Try to imagine your perfect job
Most of us have a very vague idea of our perfect job. And the cause of this probably is the fact we do not know ourselves well and we do not realise our priorities and desires. Sometimes it’s because somebody told us what we “should” want to do or because we do not think about these things deeply enough. So, with some but not the absolute regard to your reality, imagine how your ideal day in the workplace could look. Where do you work? Wales? London? Who are your colleagues and bosses? How much should this job pay? What about your working hours? And so on. Once you have the closest idea you can get, try to integrate this idea with the aforementioned lists of important things. Try to find, so to speak, a centre, a point where all of these requirements and conditions converge in a realistic way.
Then you can think about particular positions in England that could fit into the idea you have just created.
Create a CV
There are many and many instructive articles that can teach you to create a really neat and professional CV. That is not the purpose of this article. But it is important to mention that your CV should be truthful but showing off your qualities and talents at the same time. Don’t be afraid to highlight your assets but remember you’re going to have to deliver as well. Take your time and put some effort into creating the CV and double-check for any mistakes or typos in the final stage.
Also keep in mind your CV should be in compliance with the important points mentioned above. Your CV doesn’t have to inform about every little detail, save some points for your interview in person.
Look and ask around
Now you have an amazing CV in your hands (or a computer) and you are beginning to search for an interview opportunity. A primary way to get to talk to your potential future employer in the UK is to send your CV in reaction to offers found on the internet. But it is not the only way. You can also try the “old school” method of visiting and delivering your CV in writing personally. If you daily go past that cosy little café in Yorkshire you’d just love to work in, don’t be shy and give it a shot. This extra effort might impress some english employers but you should try to do it with some amount of elegance and class. Also, personal visit probably would be more appropriate for small local business where you have a chance to bump into the owner personally than for huge corporations that often follow protocol really closely and prefer the “official” way of contacting them when they are hiring. You just handing your CV to some random secretary probably would not make a difference and on top of that this might be kind of confusing and awkward for everyone. You don’t want to look desperate, nosy or obtrusive.
Other options could be to visit a job fair in England, to contact a local UK head-hunter or to browse through local magazines and newspapers. And last but not least you absolutely can ask around inside a circle of your friends, family or other people you know – you just might be in luck.

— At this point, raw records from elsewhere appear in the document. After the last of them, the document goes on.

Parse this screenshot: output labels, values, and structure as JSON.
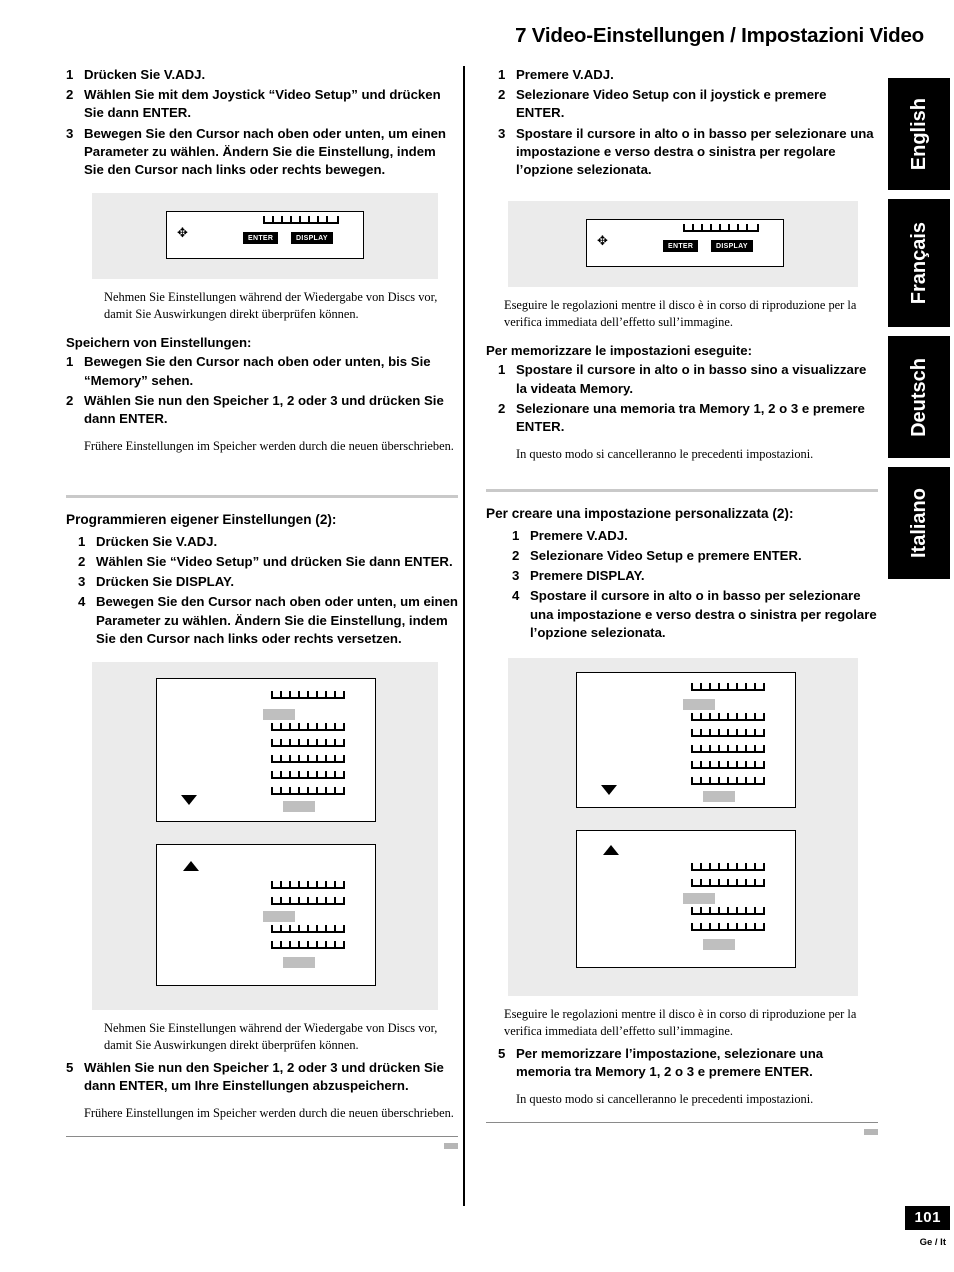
{
  "header": {
    "title": "7 Video-Einstellungen / Impostazioni Video"
  },
  "language_tabs": [
    {
      "label": "English"
    },
    {
      "label": "Français"
    },
    {
      "label": "Deutsch"
    },
    {
      "label": "Italiano"
    }
  ],
  "left_column": {
    "steps_top": [
      {
        "num": "1",
        "text": "Drücken Sie V.ADJ."
      },
      {
        "num": "2",
        "text": "Wählen Sie mit dem Joystick “Video Setup” und drücken Sie dann ENTER."
      },
      {
        "num": "3",
        "text": "Bewegen Sie den Cursor nach oben oder unten, um einen Parameter zu wählen. Ändern Sie die Einstellung, indem Sie den Cursor nach links oder rechts bewegen."
      }
    ],
    "figure_remote": {
      "dpad": "✥",
      "enter_label": "ENTER",
      "display_label": "DISPLAY"
    },
    "note_1": "Nehmen Sie Einstellungen während der Wiedergabe von Discs vor, damit Sie Auswirkungen direkt überprüfen können.",
    "subhead_memory": "Speichern von Einstellungen:",
    "steps_memory": [
      {
        "num": "1",
        "text": "Bewegen Sie den Cursor nach oben oder unten, bis Sie “Memory” sehen."
      },
      {
        "num": "2",
        "text": "Wählen Sie nun den Speicher 1, 2 oder 3 und drücken Sie dann ENTER."
      }
    ],
    "note_2": "Frühere Einstellungen im Speicher werden durch die neuen überschrieben.",
    "section_head": "Programmieren eigener Einstellungen (2):",
    "steps_custom": [
      {
        "num": "1",
        "text": "Drücken Sie V.ADJ."
      },
      {
        "num": "2",
        "text": "Wählen Sie “Video Setup” und drücken Sie dann ENTER."
      },
      {
        "num": "3",
        "text": "Drücken Sie DISPLAY."
      },
      {
        "num": "4",
        "text": "Bewegen Sie den Cursor nach oben oder unten, um einen Parameter zu wählen. Ändern Sie die Einstellung, indem Sie den Cursor nach links oder rechts versetzen."
      }
    ],
    "note_3": "Nehmen Sie Einstellungen während der Wiedergabe von Discs vor, damit Sie Auswirkungen direkt überprüfen können.",
    "step_5": {
      "num": "5",
      "text": "Wählen Sie nun den Speicher 1, 2 oder 3 und drücken Sie dann ENTER, um Ihre Einstellungen abzuspeichern."
    },
    "note_4": "Frühere Einstellungen im Speicher werden durch die neuen überschrieben."
  },
  "right_column": {
    "steps_top": [
      {
        "num": "1",
        "text": "Premere V.ADJ."
      },
      {
        "num": "2",
        "text": "Selezionare Video Setup con il joystick e premere ENTER."
      },
      {
        "num": "3",
        "text": "Spostare il cursore in alto o in basso per selezionare una impostazione e verso destra o sinistra per regolare l’opzione selezionata."
      }
    ],
    "figure_remote": {
      "dpad": "✥",
      "enter_label": "ENTER",
      "display_label": "DISPLAY"
    },
    "note_1": "Eseguire le regolazioni mentre il disco è in corso di riproduzione per la verifica immediata dell’effetto sull’immagine.",
    "subhead_memory": "Per memorizzare le impostazioni eseguite:",
    "steps_memory": [
      {
        "num": "1",
        "text": "Spostare il cursore in alto o in basso sino a visualizzare la videata Memory."
      },
      {
        "num": "2",
        "text": "Selezionare una memoria tra Memory 1, 2 o 3 e premere ENTER."
      }
    ],
    "note_2": "In questo modo si cancelleranno le precedenti impostazioni.",
    "section_head": "Per creare una impostazione personalizzata (2):",
    "steps_custom": [
      {
        "num": "1",
        "text": "Premere V.ADJ."
      },
      {
        "num": "2",
        "text": "Selezionare Video Setup e premere ENTER."
      },
      {
        "num": "3",
        "text": "Premere DISPLAY."
      },
      {
        "num": "4",
        "text": "Spostare il cursore in alto o in basso per selezionare una impostazione e verso destra o sinistra per regolare l’opzione selezionata."
      }
    ],
    "note_3": "Eseguire le regolazioni mentre il disco è in corso di riproduzione per la verifica immediata dell’effetto sull’immagine.",
    "step_5": {
      "num": "5",
      "text": "Per memorizzare l’impostazione, selezionare una memoria tra Memory 1, 2 o 3 e premere ENTER."
    },
    "note_4": "In questo modo si cancelleranno le precedenti impostazioni."
  },
  "footer": {
    "page_number": "101",
    "language_code": "Ge / It"
  }
}
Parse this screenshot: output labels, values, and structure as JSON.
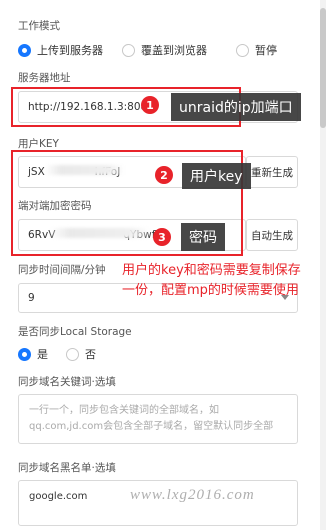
{
  "sync_mode": {
    "label": "工作模式",
    "options": [
      {
        "label": "上传到服务器",
        "selected": true
      },
      {
        "label": "覆盖到浏览器",
        "selected": false
      },
      {
        "label": "暂停",
        "selected": false
      }
    ]
  },
  "server_address": {
    "label": "服务器地址",
    "value": "http://192.168.1.3:8088",
    "callout_number": "1",
    "callout_text": "unraid的ip加端口"
  },
  "user_key": {
    "label": "用户KEY",
    "value_start": "jSX",
    "value_end": "hfFoJ",
    "regenerate_button": "重新生成",
    "callout_number": "2",
    "callout_text": "用户key"
  },
  "encryption_key": {
    "label": "端对端加密密码",
    "value_start": "6RvV",
    "value_end": "qYbwfV",
    "autogen_button": "自动生成",
    "callout_number": "3",
    "callout_text": "密码"
  },
  "note": "用户的key和密码需要复制保存一份，配置mp的时候需要使用",
  "sync_interval": {
    "label": "同步时间间隔/分钟",
    "value": "9"
  },
  "local_storage": {
    "label": "是否同步Local Storage",
    "options": [
      {
        "label": "是",
        "selected": true
      },
      {
        "label": "否",
        "selected": false
      }
    ]
  },
  "domain_keywords": {
    "label": "同步域名关键词·选填",
    "placeholder": "一行一个，同步包含关键词的全部域名，如qq.com,jd.com会包含全部子域名，留空默认同步全部"
  },
  "domain_blacklist": {
    "label": "同步域名黑名单·选填",
    "value": "google.com"
  },
  "watermark": "www.lxg2016.com",
  "colors": {
    "accent": "#1677ff",
    "annotation_red": "#e8232a",
    "tooltip_bg": "#373737"
  }
}
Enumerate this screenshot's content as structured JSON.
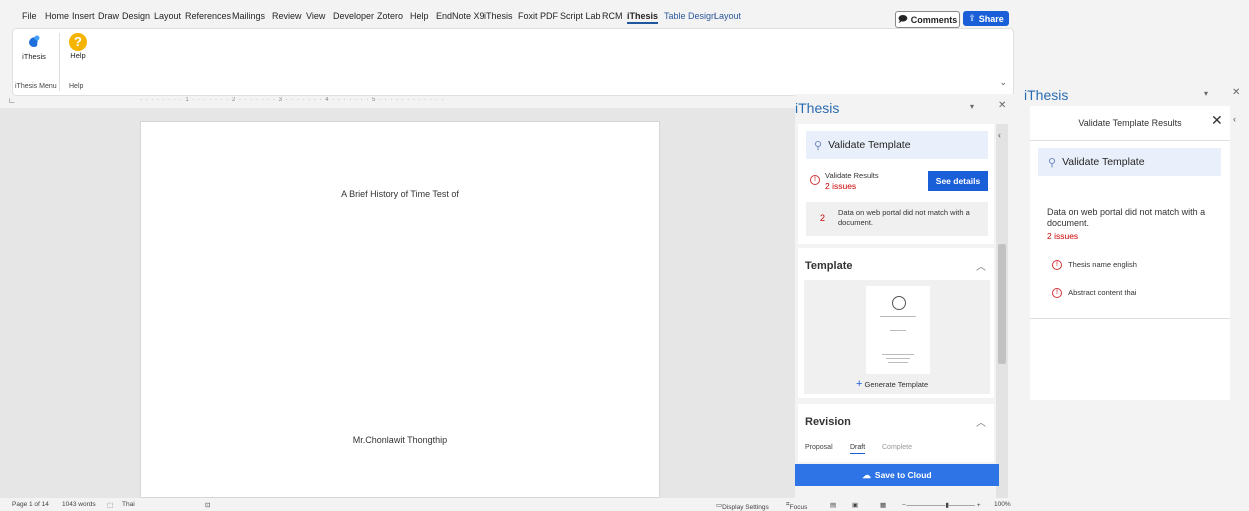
{
  "menubar": {
    "tabs": [
      "File",
      "Home",
      "Insert",
      "Draw",
      "Design",
      "Layout",
      "References",
      "Mailings",
      "Review",
      "View",
      "Developer",
      "Zotero",
      "Help",
      "EndNote X9",
      "iThesis",
      "Foxit PDF",
      "Script Lab",
      "RCM",
      "iThesis",
      "Table Design",
      "Layout"
    ],
    "comments_label": "Comments",
    "share_label": "Share"
  },
  "ribbon": {
    "ithesis_label": "iThesis",
    "help_label": "Help",
    "group_ithesis_menu": "iThesis Menu",
    "group_help": "Help"
  },
  "ruler": {
    "text": "· · · · · · · · 1 · · · · · · · 2 · · · · · · · 3 · · · · · · · 4 · · · · · · · 5 · · · · · · · · · · · ·"
  },
  "document": {
    "title_line": "A Brief History of Time Test of",
    "author_line": "Mr.Chonlawit Thongthip"
  },
  "statusbar": {
    "page": "Page 1 of 14",
    "words": "1043 words",
    "language": "Thai",
    "display_settings": "Display Settings",
    "focus": "Focus",
    "zoom": "100%"
  },
  "pane1": {
    "title": "iThesis",
    "validate_template": "Validate Template",
    "validate_results": "Validate Results",
    "issues": "2 issues",
    "see_details": "See details",
    "issue_count": "2",
    "issue_message": "Data on web portal did not match with a document.",
    "template_section": "Template",
    "generate_template": "Generate Template",
    "revision_section": "Revision",
    "revision_tabs": [
      "Proposal",
      "Draft",
      "Complete"
    ],
    "save_to_cloud": "Save to Cloud"
  },
  "pane2": {
    "title": "iThesis",
    "header": "Validate Template Results",
    "validate_template": "Validate Template",
    "message": "Data on web portal did not match with a document.",
    "issues": "2 issues",
    "items": [
      "Thesis name english",
      "Abstract content thai"
    ]
  },
  "colors": {
    "accent": "#1a5ed8",
    "title_blue": "#2b6cb0",
    "error": "#c00000"
  }
}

Be patient and enjoy the journey
Remember that the journey to your ideal job can be a very long and complex one. Don’t expect an answer to every e-mail you send and don’t expect you will be invited for an interview even when they respond – they might say no to you and it is their right to do so. Do not become bitter because of a few negative reactions and keep in mind that you only need one of the UK employers to say YES to you – and there are many. This process will teach you patience and perseverance and those are definitely the qualities that can be utilised in almost every area of your life.
Don’t take yourself and the searching process too seriously, do what you can do and then…just wait. Don’t count on anything until you’ve signed the employment contract no matter how great you feel about the communication or the interview.
Looking for a job and learning to endure a few rejections is invaluable life experience that can really help you grow and be much more confident. All you need is the right perspective.